Há um problema sério com o tempo em nosso tempo. Mas estou sem tempo para isso agora, porque se você não vai ao natal, ele vem até você: aí inventaram de aparecer aqui amanhã e o jantar tem que ser temperado desde hoje; e eu comprei um queijo caro por causa disso e um série de sementes que me devoraram as finanças e, no fundo, me sinto lisonjeada por meus amigos saberem que eu cozinho bem. Sei que eles vem aqui porque se sentem sozinhos e porque julgam que talvez eu esteja só num dia em que não é bom estar só. Acho que depois eles vão lavar os pratos para mim, rir do meu tio, ir lá fora brincar no balanço, dar pausa para falar dos desesperos de cada um e depois ver o Telecine. Depois todo mundo some, por causa do réveillon, porque cada um vai para um lado.
Queria que minha amiga louca viesse. Queria muito: ela faz a festa.

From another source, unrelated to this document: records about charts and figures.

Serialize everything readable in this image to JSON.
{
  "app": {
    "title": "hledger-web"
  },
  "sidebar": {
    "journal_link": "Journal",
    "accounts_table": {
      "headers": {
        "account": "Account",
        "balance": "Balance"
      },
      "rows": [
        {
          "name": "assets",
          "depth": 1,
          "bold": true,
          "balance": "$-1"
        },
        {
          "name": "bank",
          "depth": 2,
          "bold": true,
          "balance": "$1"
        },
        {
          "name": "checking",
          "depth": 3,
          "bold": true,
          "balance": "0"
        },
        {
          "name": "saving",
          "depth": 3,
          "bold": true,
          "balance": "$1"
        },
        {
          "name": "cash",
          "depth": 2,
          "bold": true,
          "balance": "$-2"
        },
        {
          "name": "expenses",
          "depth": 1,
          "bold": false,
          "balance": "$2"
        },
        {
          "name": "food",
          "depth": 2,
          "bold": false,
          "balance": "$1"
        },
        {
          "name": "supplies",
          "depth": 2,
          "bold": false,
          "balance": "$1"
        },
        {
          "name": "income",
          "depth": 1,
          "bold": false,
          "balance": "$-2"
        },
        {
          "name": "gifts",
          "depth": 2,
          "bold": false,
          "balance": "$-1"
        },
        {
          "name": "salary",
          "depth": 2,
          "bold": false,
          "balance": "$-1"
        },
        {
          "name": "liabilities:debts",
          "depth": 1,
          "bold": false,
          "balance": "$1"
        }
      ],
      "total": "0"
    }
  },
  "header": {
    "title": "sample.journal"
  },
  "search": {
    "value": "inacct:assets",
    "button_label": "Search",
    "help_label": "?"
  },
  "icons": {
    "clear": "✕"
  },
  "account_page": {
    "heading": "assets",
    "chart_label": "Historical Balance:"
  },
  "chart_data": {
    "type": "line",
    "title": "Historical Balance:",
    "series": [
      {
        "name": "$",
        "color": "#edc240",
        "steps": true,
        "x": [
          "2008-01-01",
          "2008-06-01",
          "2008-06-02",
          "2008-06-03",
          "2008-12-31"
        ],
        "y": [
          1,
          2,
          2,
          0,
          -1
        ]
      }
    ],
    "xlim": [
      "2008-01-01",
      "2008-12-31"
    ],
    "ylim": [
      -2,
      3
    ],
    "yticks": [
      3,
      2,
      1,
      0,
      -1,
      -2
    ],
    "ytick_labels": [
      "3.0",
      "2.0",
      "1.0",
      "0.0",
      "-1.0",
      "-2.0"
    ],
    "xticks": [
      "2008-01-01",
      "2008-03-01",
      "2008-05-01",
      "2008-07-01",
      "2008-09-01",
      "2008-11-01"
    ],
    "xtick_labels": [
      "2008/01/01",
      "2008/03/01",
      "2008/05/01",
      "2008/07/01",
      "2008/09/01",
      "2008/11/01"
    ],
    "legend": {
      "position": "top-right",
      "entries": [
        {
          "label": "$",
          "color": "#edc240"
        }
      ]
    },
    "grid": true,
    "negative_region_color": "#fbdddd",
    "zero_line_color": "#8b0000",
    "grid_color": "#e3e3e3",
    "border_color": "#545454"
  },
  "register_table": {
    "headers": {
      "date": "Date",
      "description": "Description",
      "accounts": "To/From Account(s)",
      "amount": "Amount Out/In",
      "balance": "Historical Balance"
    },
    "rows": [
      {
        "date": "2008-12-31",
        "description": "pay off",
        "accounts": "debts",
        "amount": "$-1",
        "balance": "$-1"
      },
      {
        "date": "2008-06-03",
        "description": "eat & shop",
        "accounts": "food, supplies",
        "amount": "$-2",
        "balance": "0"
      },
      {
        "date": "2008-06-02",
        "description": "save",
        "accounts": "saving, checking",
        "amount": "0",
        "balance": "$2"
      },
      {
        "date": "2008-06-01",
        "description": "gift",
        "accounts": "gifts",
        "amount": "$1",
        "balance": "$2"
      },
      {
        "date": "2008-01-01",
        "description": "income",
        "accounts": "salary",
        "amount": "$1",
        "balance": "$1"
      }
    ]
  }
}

Acho que guardo um pouco de revolta contra a rivotrilização da vida por isso, porque sinto falta dela. Mas depois da comodidade de se obter alegria através de um comprido e de se fazer uma fuga segura dos sintomas, quem vai se esforçar para atingir a causa? Aí ela preguiçosamente se ampara nos comprimidos.
Talvez a minha noite feliz seja ver Héber sonolento no sofá, com um dos meus gatos puxando os cabelos dele e outro mordendo o pé – está aí um menino que sabe fazer chá e sopas! – depois olho a cara sonolenta dele, os cabelos desgrenhados e uma indisposição doida para voltar para casa (a casa dele fica a quatro quarteirões da minha) e ele acaba dormindo no sofá mesmo. Ao contrário de Márcia, que faz visitas cronometradas e de Ninno, que já chega com sono. Antes de tudo isso e das piadinhas maldosas reciprocamente distribuídas, riremos juntos das berrarias da fé cujo barulho invadirá nossas conversas: toda esta semana tem culto na igreja evangélica que fica no fundo de minha casa. Aleluia!